Alterra comes through challenging year with $65m profit
Alterra Capital Holdings Ltd recorded a profit of $65 million for 2011, despite taking a more than quarter-billion-dollar hit from net catastrophe losses.
Last night, the Bermuda insurer and reinsurer also said it made net income of $31 million for the fourth quarter. Its operating income for the last three months of the year was 30 cents per share, beating the 28 cents estimate of analysts polled by Bloomberg.
After a year in which many of Bermuda’s catastrophe-focused insurers posted losses, CEO Marty Becker said the results showed the value of Alterra’s diversified underwriting portfolio.
“We are pleased with Alterra’s relative performance in 2011,” Mr Becker said in a statement. “We have reported positive operating income and a positive return on equity. Importantly, we have grown our book value per share over the year.
“Considering the record level of industry property catastrophe losses in 2011, we believe our results highlight the benefits of our diversified underwriting strategy, measured cat risk appetite and sophisticated risk management discipline.
“We have worked hard these past few years to build a global organisation with a geographic and product footprint that can meet the needs of our clients and enable us to capture opportunity. As a result, with the industry apparently on the cusp of change, we believe Alterra is particularly well positioned to take advantage of the expected improvement in prices.”
For the year, Alterra saw a big increase in the amount of business it wrote. Property and casualty gross premiums written of $1.9 billion, were up $494.9 million, or 35.2 percent, on 2010. Alterra was formed through the amalgamation of Max Capital and Harbor Point Re in May 2010.
Combined ratio, which reflects the proportion of premium dollars spent on claims and expenses, was 98.2 percent for the year, compared to 85.7 percent in 2010, as the company sustained property and catastrophe event and significant per-risk net losses of $253.4 million, almost five times more than the previous year.
Net favourable development on prior years’ loss reserves was $153.3 million, or 10.8 combined ratio points, compared to $105.5 million, or nine combined ratio points, in 2010.
Property catastrophe losses principally affected the reinsurance and Alterra at Lloyd’s segments.
Additionally the company lost $25 million of principal invested in a catastrophe bond that was triggered by the Japan earthquake and tsunami in March. This was booked as an investment loss.
Net investment income for the year was $234.8 million, compared to $222.5 million in 2010, an increase of 5.6 percent.

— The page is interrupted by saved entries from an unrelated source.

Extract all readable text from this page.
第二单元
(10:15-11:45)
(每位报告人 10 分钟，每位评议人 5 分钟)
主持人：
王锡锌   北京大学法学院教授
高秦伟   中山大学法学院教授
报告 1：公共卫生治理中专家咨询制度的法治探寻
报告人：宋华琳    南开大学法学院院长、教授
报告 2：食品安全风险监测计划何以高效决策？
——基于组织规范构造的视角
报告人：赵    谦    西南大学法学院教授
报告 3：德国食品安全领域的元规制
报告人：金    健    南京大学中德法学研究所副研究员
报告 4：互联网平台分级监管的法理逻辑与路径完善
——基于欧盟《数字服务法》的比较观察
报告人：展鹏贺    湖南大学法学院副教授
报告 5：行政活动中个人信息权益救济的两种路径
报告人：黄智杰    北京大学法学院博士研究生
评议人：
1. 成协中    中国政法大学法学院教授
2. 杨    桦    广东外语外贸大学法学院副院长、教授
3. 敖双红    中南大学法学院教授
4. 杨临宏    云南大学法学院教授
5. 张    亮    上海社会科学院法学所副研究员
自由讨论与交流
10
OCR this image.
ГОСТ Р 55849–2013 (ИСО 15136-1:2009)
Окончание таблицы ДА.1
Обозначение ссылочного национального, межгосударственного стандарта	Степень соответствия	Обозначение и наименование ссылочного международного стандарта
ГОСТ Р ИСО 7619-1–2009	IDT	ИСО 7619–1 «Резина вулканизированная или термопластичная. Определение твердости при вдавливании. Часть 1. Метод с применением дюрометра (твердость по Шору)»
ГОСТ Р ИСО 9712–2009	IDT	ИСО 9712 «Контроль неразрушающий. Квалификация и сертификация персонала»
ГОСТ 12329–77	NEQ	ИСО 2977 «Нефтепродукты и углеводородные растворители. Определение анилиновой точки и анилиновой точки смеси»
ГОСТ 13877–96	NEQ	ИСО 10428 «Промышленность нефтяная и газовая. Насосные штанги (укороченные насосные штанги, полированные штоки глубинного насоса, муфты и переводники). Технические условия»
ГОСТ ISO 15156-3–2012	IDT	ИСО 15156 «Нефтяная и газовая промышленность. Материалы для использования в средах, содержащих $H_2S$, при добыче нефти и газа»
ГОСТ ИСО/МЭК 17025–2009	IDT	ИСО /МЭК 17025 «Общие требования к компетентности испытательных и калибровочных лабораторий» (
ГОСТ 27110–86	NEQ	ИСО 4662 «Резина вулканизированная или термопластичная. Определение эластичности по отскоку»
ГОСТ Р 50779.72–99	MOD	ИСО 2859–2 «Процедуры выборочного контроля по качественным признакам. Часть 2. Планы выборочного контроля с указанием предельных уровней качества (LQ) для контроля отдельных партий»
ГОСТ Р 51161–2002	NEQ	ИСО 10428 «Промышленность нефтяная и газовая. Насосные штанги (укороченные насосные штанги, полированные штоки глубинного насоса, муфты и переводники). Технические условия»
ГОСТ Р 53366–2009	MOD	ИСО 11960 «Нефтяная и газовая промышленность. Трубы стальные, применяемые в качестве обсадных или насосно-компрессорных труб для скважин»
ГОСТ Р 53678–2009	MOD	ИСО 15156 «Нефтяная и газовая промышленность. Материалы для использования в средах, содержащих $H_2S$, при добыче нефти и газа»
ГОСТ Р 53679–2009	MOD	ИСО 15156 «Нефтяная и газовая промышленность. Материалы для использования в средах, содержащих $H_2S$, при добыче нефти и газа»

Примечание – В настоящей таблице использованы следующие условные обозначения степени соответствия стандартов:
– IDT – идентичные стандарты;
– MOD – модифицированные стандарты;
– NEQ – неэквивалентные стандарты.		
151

Shareholders’ equity was $2,809.2 million at the end of last year, a decrease of 3.7 percent from 12 months earlier. Diluted book value per share as of December 31, 2011 was $26.91. Alterra’s share price closed yesterday on $24.98, down 1.8 percent, before the financial results were released.
Including dividends declared during 2011, diluted book value per share growth in 2011 was 5.5 percent.